Mark Bennett: Will candidates need Indiana in 2020?

Friday, May 31, 2019 - 09:20
  • It's good to feel needed. Presidential candidates — at least a few of them — needed Hoosiers in 2008 and 2016.

    America's election system gave Indiana a rare meaningful role in those presidential primaries. In '08, Sens. Barack Obama and Hillary Clinton were locked in a tight race for the Democratic Party nomination when Indiana conducted its primary. Both candidates campaigned heavily in the state, including two stops each in Terre Haute. Clinton narrowly defeated Obama in the primary, but lost the party's nomination to the future president.

    Eight years later, Hoosier voters gave billionaire reality TV star Donald Trump enough delegates to clinch the Republican nomination, ousting Texas Sen. Ted Cruz and Ohio Gov. John Kasich from a once crowded field of candidates. Trump conducted a campaign rally inside the Indiana Theatre, and Cruz spoke at Woodrow Wilson Middle School in advance of the Indiana primary.


    Indiana's primary was unusually important in 2008 and 2016. The state's relatively late primary date — the first Tuesday after the first Monday in May — normally makes Indiana an afterthought. The parties' front-runners have all but sewn up the nominations by then.

    The state also typically gets little attention from the nominees as they campaign for the fall general election. Its red-state history prompts both parties to assume the Republican nominee will win Indiana's 11 electoral votes, so neither party spends much time or resources on Hoosier soil. Since 1964, the only Democratic presidential candidate to win Indiana was Obama in 2008.

    There's a chance Indiana might matter again in 2020. Nearly 20 major candidates are seeking the Democratic nomination and the chance to challenge Trump, who won the presidency over Hillary Clinton in 2016 through the Electoral College. Even though 40 other states will have already conducted their primaries or caucuses before Indiana, that bursting-at-the-seams field may still be unsettled by May 5, 2020.

    "I think [Democrats] may have incentives to campaign here during the nominating process because of the large number of candidates and the possibility that no one will have the nomination locked up early in the process," said Andy Downs, director of the Mike Downs Center for Indiana Politics at Purdue University Fort Wayne.

    Even after the primaries boil the field down to Trump and a Democratic challenger, Indiana might remain on their campaign schedules, despite the state's traditional lean toward Republicans.

    "If the Democratic nominee has any sort of campaign structure in place in Indiana after the primary, they can think about doing some campaigning here, not because they think they can win, but because doing so will pull Republican resources from other states," Downs speculated last week.

    But what if Indiana conducted its primary on the same day as its fellow Midwestern states?
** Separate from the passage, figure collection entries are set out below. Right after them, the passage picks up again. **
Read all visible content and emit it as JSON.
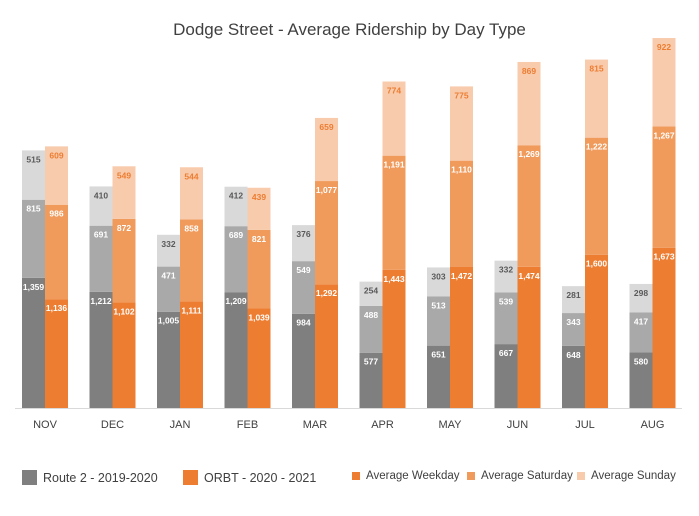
{
  "chart_data": {
    "type": "bar",
    "title": "Dodge Street - Average Ridership by Day Type",
    "categories": [
      "NOV",
      "DEC",
      "JAN",
      "FEB",
      "MAR",
      "APR",
      "MAY",
      "JUN",
      "JUL",
      "AUG"
    ],
    "groups": [
      {
        "name": "Route 2 - 2019-2020",
        "color": "#7f7f7f",
        "stacks": [
          {
            "name": "Average Weekday",
            "color": "#7f7f7f",
            "label_color": "#ffffff",
            "values": [
              1359,
              1212,
              1005,
              1209,
              984,
              577,
              651,
              667,
              648,
              580
            ],
            "labels": [
              "1,359",
              "1,212",
              "1,005",
              "1,209",
              "984",
              "577",
              "651",
              "667",
              "648",
              "580"
            ]
          },
          {
            "name": "Average Saturday",
            "color": "#a9a9a9",
            "label_color": "#ffffff",
            "values": [
              815,
              691,
              471,
              689,
              549,
              488,
              513,
              539,
              343,
              417
            ],
            "labels": [
              "815",
              "691",
              "471",
              "689",
              "549",
              "488",
              "513",
              "539",
              "343",
              "417"
            ]
          },
          {
            "name": "Average Sunday",
            "color": "#d9d9d9",
            "label_color": "#595959",
            "values": [
              515,
              410,
              332,
              412,
              376,
              254,
              303,
              332,
              281,
              298
            ],
            "labels": [
              "515",
              "410",
              "332",
              "412",
              "376",
              "254",
              "303",
              "332",
              "281",
              "298"
            ]
          }
        ]
      },
      {
        "name": "ORBT - 2020 - 2021",
        "color": "#ed7d31",
        "stacks": [
          {
            "name": "Average Weekday",
            "color": "#ed7d31",
            "label_color": "#ffffff",
            "values": [
              1136,
              1102,
              1111,
              1039,
              1292,
              1443,
              1472,
              1474,
              1600,
              1673
            ],
            "labels": [
              "1,136",
              "1,102",
              "1,111",
              "1,039",
              "1,292",
              "1,443",
              "1,472",
              "1,474",
              "1,600",
              "1,673"
            ]
          },
          {
            "name": "Average Saturday",
            "color": "#f09a5b",
            "label_color": "#ffffff",
            "values": [
              986,
              872,
              858,
              821,
              1077,
              1191,
              1110,
              1269,
              1222,
              1267
            ],
            "labels": [
              "986",
              "872",
              "858",
              "821",
              "1,077",
              "1,191",
              "1,110",
              "1,269",
              "1,222",
              "1,267"
            ]
          },
          {
            "name": "Average Sunday",
            "color": "#f8cbad",
            "label_color": "#ed7d31",
            "values": [
              609,
              549,
              544,
              439,
              659,
              774,
              775,
              869,
              815,
              922
            ],
            "labels": [
              "609",
              "549",
              "544",
              "439",
              "659",
              "774",
              "775",
              "869",
              "815",
              "922"
            ]
          }
        ]
      }
    ],
    "ylim": [
      0,
      3800
    ],
    "grid": false,
    "legend_position": "bottom"
  },
  "legend": {
    "route2": {
      "label": "Route 2 - 2019-2020",
      "color": "#7f7f7f"
    },
    "orbt": {
      "label": "ORBT - 2020 - 2021",
      "color": "#ed7d31"
    },
    "weekday": {
      "label": "Average Weekday",
      "color": "#ed7d31"
    },
    "saturday": {
      "label": "Average Saturday",
      "color": "#f09a5b"
    },
    "sunday": {
      "label": "Average Sunday",
      "color": "#f8cbad"
    }
  }
}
What if that Midwest Super Tuesday occurred in January, before the traditional lead-off states — Iowa, New Hampshire and South Carolina? And, what if the nation overhauled its antiquated primary system so that each region — the Northeast, South, Midwest, Mountain West and West — staged same-day state primaries, one region after another, rotating the order of who goes first, second, third, fourth and fifth from one election to the next?

    That change is one of several proposed by Matthew Bergbower in his new book, "A Profile of the American Electorate: Partisan Behavior and the Need for Reform." A system of rotating regional primaries would equalize — over time — the weight of votes cast in Indiana, New Hampshire and other states, said Bergbower, an associate professor of political science at Indiana State University.
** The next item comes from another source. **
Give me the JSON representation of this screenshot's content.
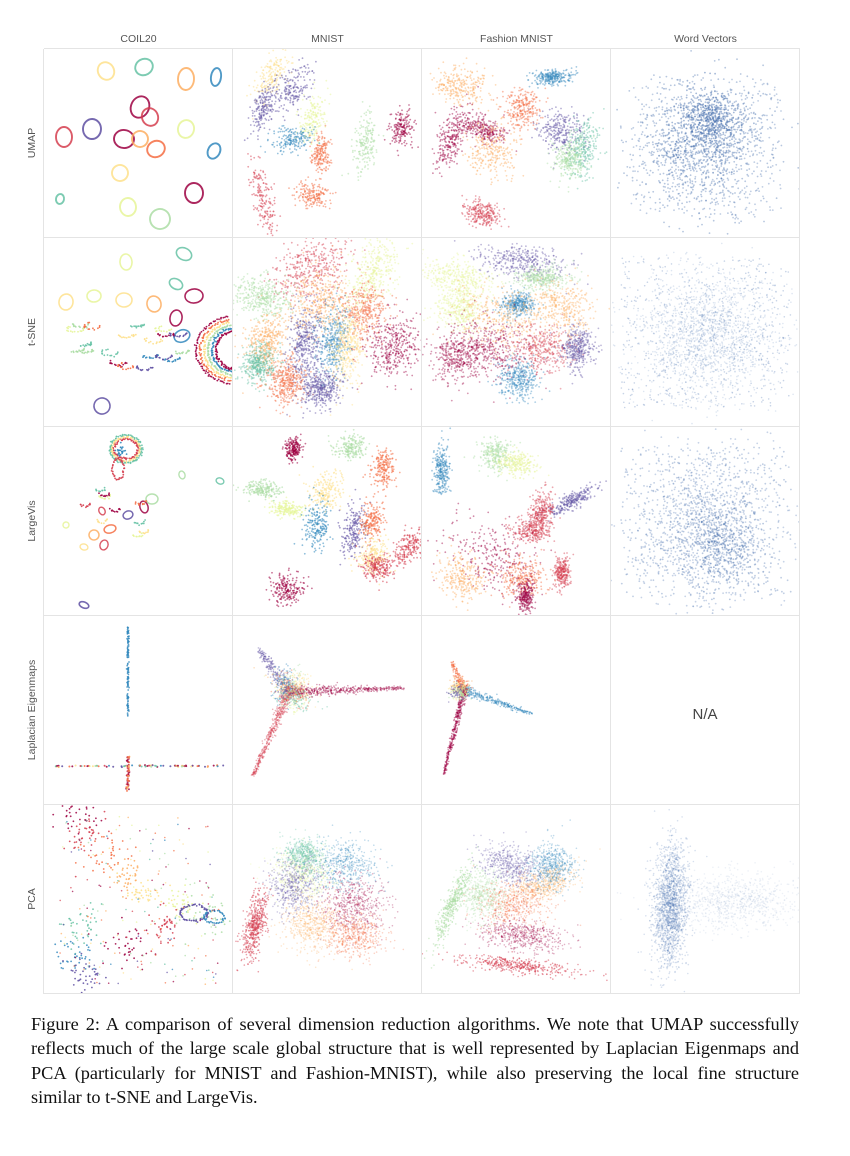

    His list of reforms doesn't stop there.


    Bergbower favors eliminating the Electoral College. Americans actually vote for Electoral College delegates, who later cast ballots for the presidential candidate who won their respective states. The number of Electoral College delegates in each state is determined by each state's number of congressional districts. That indirect system gave Trump the presidency over Clinton, despite her receiving nearly 3 million more popular votes. George W. Bush prevailed through the Electoral College in the 2000 election, despite Al Gore's edge in the popular vote.

    Such a reform, Bergbower said, isn't about one party — the Democrats — losing in 2000 and 2016 via the Electoral College. The same fate could await a Republican candidate in the future. Besides, both Bush and Trump insisted they could've won the popular vote if that had been their campaign strategy. Still, the perception that dismantling the Electoral College is a Democratic idea makes that change less likely.

    "It may not gain enough traction until a Republican wins the popular vote but loses the Electoral College," Bergbower said Wednesday afternoon.

    Some other reforms Bergbower recommends have varying chances of becoming realities. He suggests letting candidates see the questions before the presidential debates; imposing financial penalties for recklessly false statements in political ads; reinstating the Fairness Doctrine to give candidates and opposing opinions equal time on broadcasts; limiting super-political action parties; adopting automatic voter registration and same-day registration; and investing more funds for civics education.

    A more engaged American electorate and fairer elections would be the result, Bergbower said.

    Changing the primary system to give each region of America an equal say in picking a president might be a good place to start. In the meantime, Indiana will must wait until next spring to see whether candidates for the nation's highest office need to hear Hoosier voices.